Shanghai's investment-linked products grew rapidly last year
with overseas insurers the main players, the local regulator said
yesterday.
Insurers in Shanghai are faced with challenges including the
tightening monetary policy and fluctuations of the stock
market.
Shanghai accounted for 18 percent of China's total
investment-linked insurance market while overseas insurers
contributed to a 73.22-percent share of that market in the
city.
Overseas insurer's investment-linked insurance premiums grew
more than 10-fold last year in Shanghai as insurers promoted
products whose performance was linked to last year's bullish
capital market.
The benchmark Shanghai Composite Index grew more than 80 percent
last year after soaring 130 percent in 2006.
Investment-linked life insurance is a plan where the value of
benefits are, wholly or partly linked to the investment performance
of a separate investment-linked fund.
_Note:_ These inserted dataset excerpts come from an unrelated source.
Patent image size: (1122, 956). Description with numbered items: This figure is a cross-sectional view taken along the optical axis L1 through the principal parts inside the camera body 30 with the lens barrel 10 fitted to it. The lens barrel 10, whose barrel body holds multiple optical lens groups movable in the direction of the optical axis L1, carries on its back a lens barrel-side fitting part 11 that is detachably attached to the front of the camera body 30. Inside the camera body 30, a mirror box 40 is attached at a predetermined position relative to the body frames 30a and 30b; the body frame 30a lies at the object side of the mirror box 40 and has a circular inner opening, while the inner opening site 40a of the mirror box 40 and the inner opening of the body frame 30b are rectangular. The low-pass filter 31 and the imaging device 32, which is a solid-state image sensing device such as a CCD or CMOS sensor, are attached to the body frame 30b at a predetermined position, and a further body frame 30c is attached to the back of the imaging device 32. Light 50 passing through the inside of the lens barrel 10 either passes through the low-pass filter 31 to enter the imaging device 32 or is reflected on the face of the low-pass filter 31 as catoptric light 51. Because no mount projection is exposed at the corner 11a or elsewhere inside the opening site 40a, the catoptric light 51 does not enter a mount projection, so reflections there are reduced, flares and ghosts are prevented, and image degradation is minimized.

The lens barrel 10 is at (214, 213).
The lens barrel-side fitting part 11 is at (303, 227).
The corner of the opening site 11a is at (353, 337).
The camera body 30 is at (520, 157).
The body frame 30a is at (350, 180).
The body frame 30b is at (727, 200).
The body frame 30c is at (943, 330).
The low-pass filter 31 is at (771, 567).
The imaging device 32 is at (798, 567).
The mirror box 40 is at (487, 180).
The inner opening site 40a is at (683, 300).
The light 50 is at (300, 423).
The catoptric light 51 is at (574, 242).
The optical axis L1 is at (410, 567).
When a policy owner pays a
premium for the policy, a portion of the premium will be allocated
to insurance while the balance will be made to buy units in the
investment-linked funds.
There is a question as to whether insurers can sustain the rapid
growth of this type this year when the capital market is so
uncertain.
Property and casualty insurers also face challenges this year
after making large payouts following the worst snowstorms in the
city in half a century.
Property and casualty insurers have received 42,197 claims for a
combined loss of 910 million yuan (US$127.1 million) up to February
15. Insurers have already paid out 20.08 million yuan. Life
insurers have received 450 claims asking for total payment of 3.2
million yuan.
Insurers collected premiums worth 48.26 billion yuan last year
in Shanghai, up 19.43 percent on the previous year.